A moins que l’appartement à Sicap Mermoz ne lui appartienne pas. Sans compter les secrets confiés par certains fonctionnaires ayant officié dans les ministères à lui confiés. Pour dire que si Mamadou Diop Decroix versait dans certaines révélations, (heureusement qu’il est un vrai homme d’Etat), lui, Landing Savané se verrait subitement à l’étroit dans le landerneau politique. Est-il utile de parler de Madior Diouf ? Vrai qu’il fut un disciple de feu Cheikh Anta Diop. Mais le dilemme de cet homme, c’est qu’il aime la politique, qui ne l’a jamais aimé. Par manque notoire de charisme. De cette clique politique, que les Sénégalais nés avec la naissance du Sénégal ont connue, on peut retenir qu’ils sont tous des démagogues et des marchands d’illusions.

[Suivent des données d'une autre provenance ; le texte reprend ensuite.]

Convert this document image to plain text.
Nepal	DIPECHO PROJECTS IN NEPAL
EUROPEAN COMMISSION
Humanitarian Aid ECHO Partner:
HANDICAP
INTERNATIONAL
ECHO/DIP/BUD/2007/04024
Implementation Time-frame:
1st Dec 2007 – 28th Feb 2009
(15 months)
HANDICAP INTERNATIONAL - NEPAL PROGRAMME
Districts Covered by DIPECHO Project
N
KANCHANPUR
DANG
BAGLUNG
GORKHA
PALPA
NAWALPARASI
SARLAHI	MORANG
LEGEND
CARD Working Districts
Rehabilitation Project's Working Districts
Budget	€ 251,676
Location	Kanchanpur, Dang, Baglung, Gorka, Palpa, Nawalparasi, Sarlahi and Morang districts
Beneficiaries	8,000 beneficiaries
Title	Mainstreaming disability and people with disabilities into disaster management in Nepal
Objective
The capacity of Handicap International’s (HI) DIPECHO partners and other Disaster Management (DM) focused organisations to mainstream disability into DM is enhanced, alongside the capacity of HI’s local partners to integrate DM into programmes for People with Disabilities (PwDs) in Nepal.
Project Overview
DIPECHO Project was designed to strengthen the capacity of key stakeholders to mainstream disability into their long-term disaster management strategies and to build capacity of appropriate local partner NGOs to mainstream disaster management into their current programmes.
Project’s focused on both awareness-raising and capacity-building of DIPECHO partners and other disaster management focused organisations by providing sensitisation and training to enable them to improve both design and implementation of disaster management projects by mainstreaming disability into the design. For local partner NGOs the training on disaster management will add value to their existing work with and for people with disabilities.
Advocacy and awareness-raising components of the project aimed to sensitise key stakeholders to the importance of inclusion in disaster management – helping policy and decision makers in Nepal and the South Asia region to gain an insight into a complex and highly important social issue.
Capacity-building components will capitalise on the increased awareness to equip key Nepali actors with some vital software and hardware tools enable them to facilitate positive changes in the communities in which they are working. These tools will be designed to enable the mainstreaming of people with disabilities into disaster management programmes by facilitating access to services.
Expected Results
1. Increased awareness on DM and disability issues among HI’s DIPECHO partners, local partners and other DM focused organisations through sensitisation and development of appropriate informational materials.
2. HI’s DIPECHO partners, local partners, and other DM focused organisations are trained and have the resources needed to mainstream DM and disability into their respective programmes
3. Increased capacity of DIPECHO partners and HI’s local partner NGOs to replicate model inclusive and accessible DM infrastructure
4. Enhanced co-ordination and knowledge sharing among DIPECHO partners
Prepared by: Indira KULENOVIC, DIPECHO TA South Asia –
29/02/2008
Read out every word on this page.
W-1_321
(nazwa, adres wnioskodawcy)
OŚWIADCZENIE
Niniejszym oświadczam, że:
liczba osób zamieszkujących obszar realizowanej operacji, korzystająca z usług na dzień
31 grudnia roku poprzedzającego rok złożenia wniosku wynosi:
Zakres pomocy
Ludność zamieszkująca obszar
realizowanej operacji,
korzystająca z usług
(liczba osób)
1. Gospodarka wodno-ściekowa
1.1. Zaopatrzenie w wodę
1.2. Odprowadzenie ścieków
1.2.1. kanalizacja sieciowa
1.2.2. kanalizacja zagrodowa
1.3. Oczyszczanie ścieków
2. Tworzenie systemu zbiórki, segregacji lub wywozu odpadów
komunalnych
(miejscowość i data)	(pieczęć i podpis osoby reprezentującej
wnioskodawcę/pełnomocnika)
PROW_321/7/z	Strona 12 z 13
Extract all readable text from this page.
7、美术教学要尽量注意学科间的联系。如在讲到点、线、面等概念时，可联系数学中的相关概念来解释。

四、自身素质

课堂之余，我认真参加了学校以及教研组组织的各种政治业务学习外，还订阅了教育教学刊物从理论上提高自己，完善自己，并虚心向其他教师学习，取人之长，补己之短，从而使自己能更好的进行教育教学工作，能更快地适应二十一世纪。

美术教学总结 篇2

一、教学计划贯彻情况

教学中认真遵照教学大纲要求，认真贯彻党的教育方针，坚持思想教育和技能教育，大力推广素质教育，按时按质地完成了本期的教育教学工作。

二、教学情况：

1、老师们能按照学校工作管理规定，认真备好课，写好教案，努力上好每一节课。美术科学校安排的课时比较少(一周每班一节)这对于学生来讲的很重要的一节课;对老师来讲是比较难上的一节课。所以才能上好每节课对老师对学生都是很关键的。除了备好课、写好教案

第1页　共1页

Pire, ils sont des racoleurs de la République. Prêts à n’import quel deal pour profiter encore des prébendes. Or, leurs petits-fils sont aujourd’hui mâtures. Voilà qu’ils disent à qui veut les écouter, qu’ils ont des solutions miracles pour pacifier la Casamance, pour régler les problèmes de l’électricité, du chômage, etc. Que ne l’ont-ils pas fait pendant qu’ils étaient aux affaires avec le président Abdoulaye Wade ? Chez les damnés du Pds qui ne pourront leurrer les Sénégalais avec leur profession de foi, Idrissa Seck est le plus perfide. Lui qui dépense 4,8 millions de nos francs pour rallier Dakar à Paris, au même moment où ses militants, des membres de sa famille, ne manquent pas de besoins à satisfaire. Enfin, voici venir le temps de la véritable mue politique au Sénégal, avec, notamment, la relève générationnelle. Qui portera le sceau de Me Abdoulaye Wade et marquera la fin des racoleurs de la République.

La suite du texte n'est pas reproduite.